In einem eher unscheinbaren Bild einer „nordischen Landschaft“, das aus Washington zur großen Werkschau nach Hamburg angereist ist, sind überhaupt nur zwei Strichmännchen auszumachen, inmitten von Himmel, Hügeln und Schnee. Der berühmte „Mönch am Meer“, der ebenfalls in der Schau gastiert, wird von schweren Wolken fast erdrückt. Und selbst wenn einer selbstbewusst in der Bildmitte steht wie der „Wanderer über dem Nebelmeer“, ist klar: Für ihn geht’s nicht mehr weiter.

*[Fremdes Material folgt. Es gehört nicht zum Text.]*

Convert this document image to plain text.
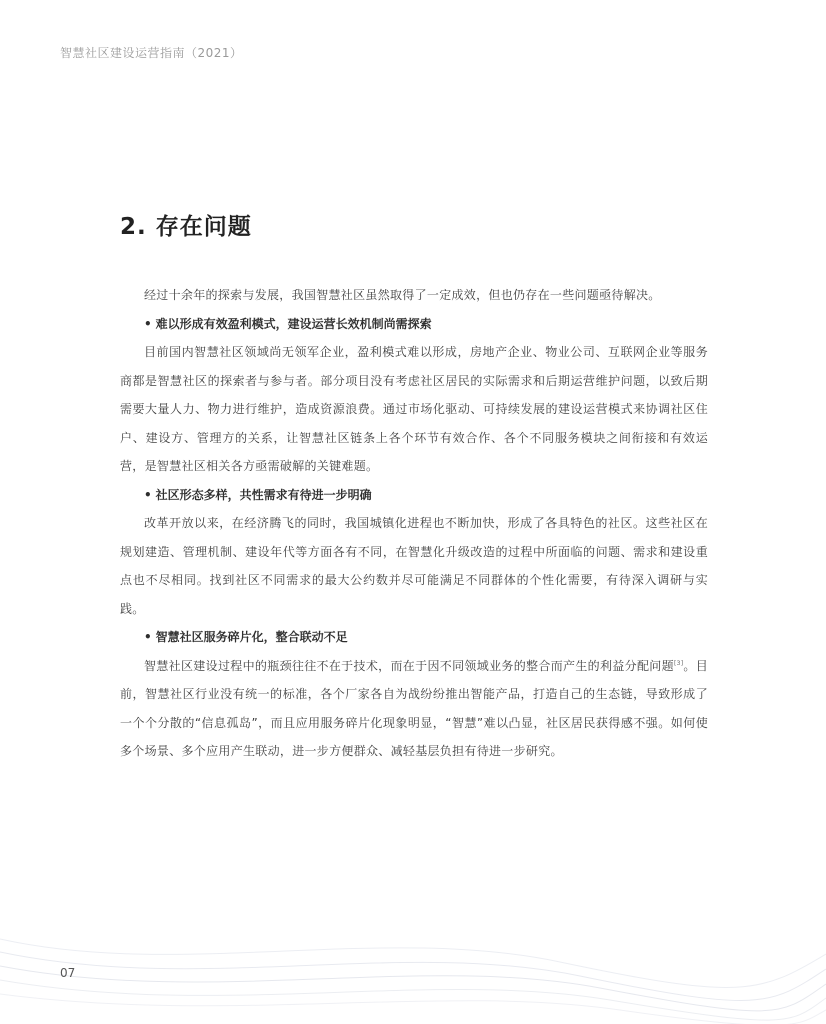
智慧社区建设运营指南（2021）
2. 存在问题

经过十余年的探索与发展，我国智慧社区虽然取得了一定成效，但也仍存在一些问题亟待解决。

• 难以形成有效盈利模式，建设运营长效机制尚需探索

目前国内智慧社区领域尚无领军企业，盈利模式难以形成，房地产企业、物业公司、互联网企业等服务商都是智慧社区的探索者与参与者。部分项目没有考虑社区居民的实际需求和后期运营维护问题，以致后期需要大量人力、物力进行维护，造成资源浪费。通过市场化驱动、可持续发展的建设运营模式来协调社区住户、建设方、管理方的关系，让智慧社区链条上各个环节有效合作、各个不同服务模块之间衔接和有效运营，是智慧社区相关各方亟需破解的关键难题。

• 社区形态多样，共性需求有待进一步明确

改革开放以来，在经济腾飞的同时，我国城镇化进程也不断加快，形成了各具特色的社区。这些社区在规划建造、管理机制、建设年代等方面各有不同，在智慧化升级改造的过程中所面临的问题、需求和建设重点也不尽相同。找到社区不同需求的最大公约数并尽可能满足不同群体的个性化需要，有待深入调研与实践。

• 智慧社区服务碎片化，整合联动不足

智慧社区建设过程中的瓶颈往往不在于技术，而在于因不同领域业务的整合而产生的利益分配问题[3]。目前，智慧社区行业没有统一的标准，各个厂家各自为战纷纷推出智能产品，打造自己的生态链，导致形成了一个个分散的“信息孤岛”，而且应用服务碎片化现象明显，“智慧”难以凸显，社区居民获得感不强。如何使多个场景、多个应用产生联动，进一步方便群众、减轻基层负担有待进一步研究。

07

Caspar David Friedrich (1774–1840) galt seinen Zeitgenossen als „Landschaftsmaler“. Doch kaum einer wusste dieses vordergründig harmlose Genre derart als Bedeutungsträger fruchtbar zu machen wie er: Politische Statements – vor dem Hintergrund des Widerstands gegen napoleonische Herrschaft – waren in seinen Bildern häufig und wurden später deutschtümelnd vereinnahmt. Religiosität fand bei Friedrich ebenso ihren Ausdruck wie Melancholie und Todesahnung. Wenn die heutige Zeit nun also Friedrichs Naturverhältnis im Lichte ökologischer Umbrüche in den Blick nimmt, findet sich in der Malerei durchaus das Potenzial dafür.
Baukastensystem
Die Hamburger Ausstellung führt den Blick aber nicht eng: Zunächst einmal ist sie eine klug kuratierte Werkschau, die Friedrichs „Greatest Hits“ mit fokussierten Detail-Kapiteln abwechselt.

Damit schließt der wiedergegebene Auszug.